Notification

×

Iklan

Iklan

Arus Moderasi Agama di Balik Isu Terorisme

Selasa, 06 April 2021 | 18:23 WIB Last Updated 2021-04-06T11:23:44Z


                                                                     Oleh: Djumriah Lina Johan
                                                       (Lingkar Studi Perempuan dan Peradaban)

Pasangan suami istri (pasutri) pelaku bom bunuh diri di Gereja Katedral Makassar disebut kelahiran 1995 yang artinya masuk kelompok umur milenial. PPP mendorong pemerintah untuk membuat program moderasi beragama untuk kalangan milenial dalam mencegah aksi terorisme.

"Pasca-berlakunya UU Pemberantasan TP Terorisme baru yakni UU No. 5 Tahun 2018, BNPT menjadi leading sector dalam pencegahan terorisme. Kalau BNPT menyimpulkan situasi seperti di atas terkait perekrutan generasi milenial untuk menjadi orang-orang berpaham radikal terorisme, maka artinya Pemerintah perlu memberikan atensi yang lebih besar lagi di sektor pencegahan terorisme," kata Anggota Komisi III DPR RI fraksi PPP, Arsul Sani, kepada wartawan, Senin (29/3/2021). (Detik.com, Selasa, 30/3/2021)

Moderasi agama pada dasarnya bukan isu baru di negeri ini. Pengarusutamaan moderasi beragama sendiri sudah masuk dalam Rencana Pembangunan Jangka Menengah Nasional (RPJMN) 2020-2024. Proyek yang berupaya menjembatani berbagai perbedaan konsep yang ada pada masing-masing agama, membuat proyek moderasi agama ini tak urung menuai kritik.

Pasalnya, dengan segala perbedaan yang ada, mulai dari konsep ketuhanan hingga nilai-nilai yang melekat dari ajaran masing-masing agama, ide moderasi ini justru berpotensi besar mengutak-atik ajaran agama yang telah ada.

Sebenarnya jauh sebelum isu moderasi beragama, Islam moderat telah lebih dulu diaruskan pemerintah. Ketakutan akan kebangkitan Islam politik telah mendorong Barat memaksa negeri-negeri muslim untuk menerima Islam moderat.

Islam moderat sendiri diasosiasikan sebagai Islam jalan tengah (Islam Wasathiyyah). Islam model ini digambarkan sebagai Islam toleran, menghindari sifat fanatik yang berlebihan terhadap agama, serta menganut pluralisme beragama dan sinkretisme agama.
Proyek ini tak lain bertujuan untuk menghadang kebangkitan Islam ideologis yang dianggap sebagai ancaman bagi kelangsungan ideologi barat yang sedang sekarat.

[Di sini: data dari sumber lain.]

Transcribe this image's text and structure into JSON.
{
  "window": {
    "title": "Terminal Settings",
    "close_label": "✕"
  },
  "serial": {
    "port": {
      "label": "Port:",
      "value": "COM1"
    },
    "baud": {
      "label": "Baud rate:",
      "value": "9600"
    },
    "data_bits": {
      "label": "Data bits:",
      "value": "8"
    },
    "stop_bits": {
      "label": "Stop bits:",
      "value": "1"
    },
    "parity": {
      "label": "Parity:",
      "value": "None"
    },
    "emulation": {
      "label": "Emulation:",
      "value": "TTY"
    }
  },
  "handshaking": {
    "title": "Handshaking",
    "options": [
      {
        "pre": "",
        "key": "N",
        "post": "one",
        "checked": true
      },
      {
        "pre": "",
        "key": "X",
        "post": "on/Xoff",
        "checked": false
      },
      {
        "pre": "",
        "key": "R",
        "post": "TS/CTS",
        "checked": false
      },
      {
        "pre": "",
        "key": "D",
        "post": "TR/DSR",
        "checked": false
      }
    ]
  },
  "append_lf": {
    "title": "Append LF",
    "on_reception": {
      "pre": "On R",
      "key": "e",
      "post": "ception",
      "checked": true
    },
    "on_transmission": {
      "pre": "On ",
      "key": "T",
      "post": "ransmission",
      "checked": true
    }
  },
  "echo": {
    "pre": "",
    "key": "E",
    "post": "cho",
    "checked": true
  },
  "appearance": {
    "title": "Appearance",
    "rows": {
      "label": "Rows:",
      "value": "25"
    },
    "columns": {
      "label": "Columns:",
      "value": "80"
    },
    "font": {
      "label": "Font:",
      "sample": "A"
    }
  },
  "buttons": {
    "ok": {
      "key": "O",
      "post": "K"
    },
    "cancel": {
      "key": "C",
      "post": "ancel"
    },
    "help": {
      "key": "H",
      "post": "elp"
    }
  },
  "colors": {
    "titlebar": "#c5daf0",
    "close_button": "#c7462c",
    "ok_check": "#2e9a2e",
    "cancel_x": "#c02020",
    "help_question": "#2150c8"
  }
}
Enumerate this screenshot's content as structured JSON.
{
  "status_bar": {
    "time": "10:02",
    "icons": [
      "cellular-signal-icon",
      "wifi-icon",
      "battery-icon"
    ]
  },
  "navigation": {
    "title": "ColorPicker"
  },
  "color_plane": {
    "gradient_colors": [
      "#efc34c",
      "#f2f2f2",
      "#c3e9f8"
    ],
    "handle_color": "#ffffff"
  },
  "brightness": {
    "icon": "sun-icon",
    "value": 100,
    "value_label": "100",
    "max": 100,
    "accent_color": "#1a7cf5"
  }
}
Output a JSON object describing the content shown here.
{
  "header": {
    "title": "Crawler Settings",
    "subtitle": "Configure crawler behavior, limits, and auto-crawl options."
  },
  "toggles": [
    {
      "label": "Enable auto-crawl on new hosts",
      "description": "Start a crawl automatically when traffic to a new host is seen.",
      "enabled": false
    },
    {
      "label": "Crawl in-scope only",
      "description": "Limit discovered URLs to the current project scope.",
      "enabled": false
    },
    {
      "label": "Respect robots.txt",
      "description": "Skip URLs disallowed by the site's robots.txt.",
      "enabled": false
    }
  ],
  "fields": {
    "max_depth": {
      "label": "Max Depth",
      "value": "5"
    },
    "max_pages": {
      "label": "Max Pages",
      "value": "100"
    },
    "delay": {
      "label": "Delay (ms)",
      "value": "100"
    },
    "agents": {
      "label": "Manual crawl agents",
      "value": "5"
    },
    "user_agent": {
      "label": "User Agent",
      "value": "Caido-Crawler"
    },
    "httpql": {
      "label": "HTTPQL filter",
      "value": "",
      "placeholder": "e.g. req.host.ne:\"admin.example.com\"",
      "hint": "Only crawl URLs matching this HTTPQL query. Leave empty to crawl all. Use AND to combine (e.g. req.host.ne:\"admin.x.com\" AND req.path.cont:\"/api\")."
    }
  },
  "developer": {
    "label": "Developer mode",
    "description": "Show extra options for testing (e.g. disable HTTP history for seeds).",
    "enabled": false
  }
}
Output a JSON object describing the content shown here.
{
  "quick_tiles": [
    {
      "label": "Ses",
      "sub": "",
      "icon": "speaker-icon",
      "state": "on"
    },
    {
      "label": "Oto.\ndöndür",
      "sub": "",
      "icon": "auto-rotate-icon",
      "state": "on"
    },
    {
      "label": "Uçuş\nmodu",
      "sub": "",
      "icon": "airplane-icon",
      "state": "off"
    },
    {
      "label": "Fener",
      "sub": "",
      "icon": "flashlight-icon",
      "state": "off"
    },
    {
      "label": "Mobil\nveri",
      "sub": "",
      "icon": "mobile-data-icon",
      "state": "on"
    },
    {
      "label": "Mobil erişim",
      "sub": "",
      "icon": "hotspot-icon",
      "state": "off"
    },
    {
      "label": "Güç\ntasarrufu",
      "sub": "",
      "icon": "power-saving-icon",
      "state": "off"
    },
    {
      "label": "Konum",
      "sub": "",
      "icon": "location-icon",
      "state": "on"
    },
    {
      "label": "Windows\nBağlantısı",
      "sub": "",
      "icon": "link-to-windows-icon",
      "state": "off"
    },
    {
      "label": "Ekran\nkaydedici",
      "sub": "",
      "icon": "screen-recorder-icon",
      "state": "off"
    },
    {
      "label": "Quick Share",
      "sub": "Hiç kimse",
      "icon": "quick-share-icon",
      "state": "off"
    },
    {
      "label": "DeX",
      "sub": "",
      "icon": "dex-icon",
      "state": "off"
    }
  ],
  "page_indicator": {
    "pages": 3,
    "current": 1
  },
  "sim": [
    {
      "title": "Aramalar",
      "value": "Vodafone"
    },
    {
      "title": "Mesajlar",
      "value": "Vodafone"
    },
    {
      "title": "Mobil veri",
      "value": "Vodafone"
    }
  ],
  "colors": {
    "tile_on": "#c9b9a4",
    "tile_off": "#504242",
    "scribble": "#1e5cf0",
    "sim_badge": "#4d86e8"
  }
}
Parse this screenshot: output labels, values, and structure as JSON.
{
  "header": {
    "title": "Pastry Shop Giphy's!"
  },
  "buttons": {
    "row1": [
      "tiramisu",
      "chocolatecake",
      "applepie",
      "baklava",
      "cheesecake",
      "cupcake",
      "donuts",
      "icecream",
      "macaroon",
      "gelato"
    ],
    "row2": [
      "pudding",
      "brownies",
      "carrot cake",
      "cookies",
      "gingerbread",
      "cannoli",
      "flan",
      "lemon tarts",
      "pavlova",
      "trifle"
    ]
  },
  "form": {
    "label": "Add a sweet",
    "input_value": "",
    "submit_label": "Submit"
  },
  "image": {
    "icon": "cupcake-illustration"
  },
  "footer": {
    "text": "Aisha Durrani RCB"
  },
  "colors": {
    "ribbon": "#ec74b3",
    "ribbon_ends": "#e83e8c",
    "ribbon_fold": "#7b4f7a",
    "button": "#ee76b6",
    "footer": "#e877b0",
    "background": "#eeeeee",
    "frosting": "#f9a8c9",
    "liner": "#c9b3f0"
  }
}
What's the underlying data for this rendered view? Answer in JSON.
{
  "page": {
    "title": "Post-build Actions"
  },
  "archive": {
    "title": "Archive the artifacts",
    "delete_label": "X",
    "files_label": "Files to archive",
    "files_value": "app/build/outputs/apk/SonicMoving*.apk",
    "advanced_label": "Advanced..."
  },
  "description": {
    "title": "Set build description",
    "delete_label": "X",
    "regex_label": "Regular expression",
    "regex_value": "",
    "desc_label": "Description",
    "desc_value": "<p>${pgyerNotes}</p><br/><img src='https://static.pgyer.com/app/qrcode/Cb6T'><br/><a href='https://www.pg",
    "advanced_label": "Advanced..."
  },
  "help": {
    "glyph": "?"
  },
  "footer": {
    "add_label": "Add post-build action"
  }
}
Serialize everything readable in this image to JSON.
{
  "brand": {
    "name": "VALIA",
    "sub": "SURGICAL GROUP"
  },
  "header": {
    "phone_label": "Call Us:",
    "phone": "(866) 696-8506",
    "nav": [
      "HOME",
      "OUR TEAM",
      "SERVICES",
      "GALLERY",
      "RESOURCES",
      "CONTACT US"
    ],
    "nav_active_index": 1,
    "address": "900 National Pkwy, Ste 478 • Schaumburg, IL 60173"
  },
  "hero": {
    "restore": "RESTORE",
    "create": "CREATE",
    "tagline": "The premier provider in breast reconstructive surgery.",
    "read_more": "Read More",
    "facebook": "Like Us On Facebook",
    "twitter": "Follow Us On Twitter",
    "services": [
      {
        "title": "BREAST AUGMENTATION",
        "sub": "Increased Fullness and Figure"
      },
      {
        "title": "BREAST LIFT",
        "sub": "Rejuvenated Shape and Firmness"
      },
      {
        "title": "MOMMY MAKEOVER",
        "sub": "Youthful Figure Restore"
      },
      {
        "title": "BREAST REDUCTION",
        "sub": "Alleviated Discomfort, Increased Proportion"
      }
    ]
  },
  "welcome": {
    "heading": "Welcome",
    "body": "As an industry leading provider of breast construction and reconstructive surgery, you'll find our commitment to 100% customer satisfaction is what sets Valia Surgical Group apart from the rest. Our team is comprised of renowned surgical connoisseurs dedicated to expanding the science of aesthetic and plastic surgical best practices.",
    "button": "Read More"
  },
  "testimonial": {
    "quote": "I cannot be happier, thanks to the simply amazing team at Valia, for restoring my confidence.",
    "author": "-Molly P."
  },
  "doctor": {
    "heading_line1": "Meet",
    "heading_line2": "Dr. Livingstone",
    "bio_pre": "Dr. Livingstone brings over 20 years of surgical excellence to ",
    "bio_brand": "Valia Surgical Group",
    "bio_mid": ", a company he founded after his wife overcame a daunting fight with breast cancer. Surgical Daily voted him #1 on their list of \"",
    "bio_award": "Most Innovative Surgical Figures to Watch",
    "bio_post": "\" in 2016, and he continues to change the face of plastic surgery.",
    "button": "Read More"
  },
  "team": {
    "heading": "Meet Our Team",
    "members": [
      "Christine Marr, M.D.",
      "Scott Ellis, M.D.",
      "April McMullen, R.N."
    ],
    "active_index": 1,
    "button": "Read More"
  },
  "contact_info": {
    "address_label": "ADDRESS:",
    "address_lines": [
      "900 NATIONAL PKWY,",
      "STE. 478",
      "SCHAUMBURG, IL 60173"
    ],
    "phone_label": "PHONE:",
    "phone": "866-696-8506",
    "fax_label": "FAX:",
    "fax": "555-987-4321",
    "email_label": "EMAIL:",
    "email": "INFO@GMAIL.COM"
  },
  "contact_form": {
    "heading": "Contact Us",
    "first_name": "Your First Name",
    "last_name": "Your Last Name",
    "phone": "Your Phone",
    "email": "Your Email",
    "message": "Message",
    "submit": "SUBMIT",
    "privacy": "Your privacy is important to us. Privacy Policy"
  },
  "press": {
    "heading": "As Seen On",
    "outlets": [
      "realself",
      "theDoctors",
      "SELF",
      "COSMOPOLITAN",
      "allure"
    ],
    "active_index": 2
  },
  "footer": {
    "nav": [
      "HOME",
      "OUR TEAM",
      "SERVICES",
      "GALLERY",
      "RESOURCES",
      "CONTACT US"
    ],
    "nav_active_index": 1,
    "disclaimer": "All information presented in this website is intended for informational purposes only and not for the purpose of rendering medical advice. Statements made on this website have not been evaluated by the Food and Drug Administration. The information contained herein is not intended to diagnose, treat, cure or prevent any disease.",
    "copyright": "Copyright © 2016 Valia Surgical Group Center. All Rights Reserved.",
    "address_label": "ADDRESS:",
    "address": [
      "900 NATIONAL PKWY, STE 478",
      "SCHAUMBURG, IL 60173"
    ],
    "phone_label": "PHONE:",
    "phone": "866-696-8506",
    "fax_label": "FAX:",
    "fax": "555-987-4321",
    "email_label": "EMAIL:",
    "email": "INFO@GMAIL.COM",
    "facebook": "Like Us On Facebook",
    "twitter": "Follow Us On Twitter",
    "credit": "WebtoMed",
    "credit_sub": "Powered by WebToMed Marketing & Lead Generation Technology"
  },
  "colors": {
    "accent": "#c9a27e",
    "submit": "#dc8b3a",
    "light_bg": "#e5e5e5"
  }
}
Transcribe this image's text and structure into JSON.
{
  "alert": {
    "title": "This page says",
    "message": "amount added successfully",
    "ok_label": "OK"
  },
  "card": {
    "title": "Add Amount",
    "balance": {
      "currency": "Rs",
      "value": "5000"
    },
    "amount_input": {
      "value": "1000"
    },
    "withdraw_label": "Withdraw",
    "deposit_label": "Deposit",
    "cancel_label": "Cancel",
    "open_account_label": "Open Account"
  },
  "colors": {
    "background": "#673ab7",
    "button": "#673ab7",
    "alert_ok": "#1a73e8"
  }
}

Wajah baru Islam yang moderat dipandang mampu melebur perbedaan konsep keagamaan dengan pemeluk agama lain, bahkan dalam tataran akidah sekalipun.

Tak puas dengan wacana Islam moderat, kini muncul moderasi beragama. Proyek moderasi agama ini tak lain merupakan varian baru proyek sekularisasi Islam yang sangat jahat.

Alih-alih menampilkan Islam sebagai agama yang sempurna (kafah), moderasi beragama ini tak lebih dari mega proyek para pengusung sinkritisme dan pluralisme. Parahnya, pilot project kaum kafir ini dilaksanakan oleh generasi muslim sendiri.

Islam jelas memiliki konsep yang jelas bagaimana mendudukkan toleransi tanpa mencampurkan pluralisme dan sinkretisme di dalamnya. Konsep tasamuh (toleransi) dalam Islam tegak atas asas lakum diinukum walyadiin (untukmu agamamu, dan untukku agamaku) yang memberikan batasan yang tegas antara satu agama dengan agama lain yang hidup di wilayah negara Islam.

Konsep toleransi ini sekaligus membuktikan betapa Islam merupakan satu-satunya ideologi yang memberikan jaminan kebebasan beragama sekaligus menjamin keamanan beribadah bagi setiap pemeluk agama.

Inilah yang diterapkan pada masa Islam berjaya. Spanyol yang merupakan salah satu negara yang pernah menjadi pusat peradaban Islam, pada masanya dikenal sebagai negara dengan tiga agama. Agama-agama ini hidup rukun dalam wilayah Negara Islam dahulu kala.

Oleh karena itu, konsep moderasi agama yang digalakkan saat ini tidak hanya menunjukkan kegagalan sistem sekuler dalam menjamin kehidupan beragama, lebih dari itu, proyek ini merupakan alat politik barat untuk melakukan demonisasi ajaran Islam dan menghadang kebangkitan Islam kafah.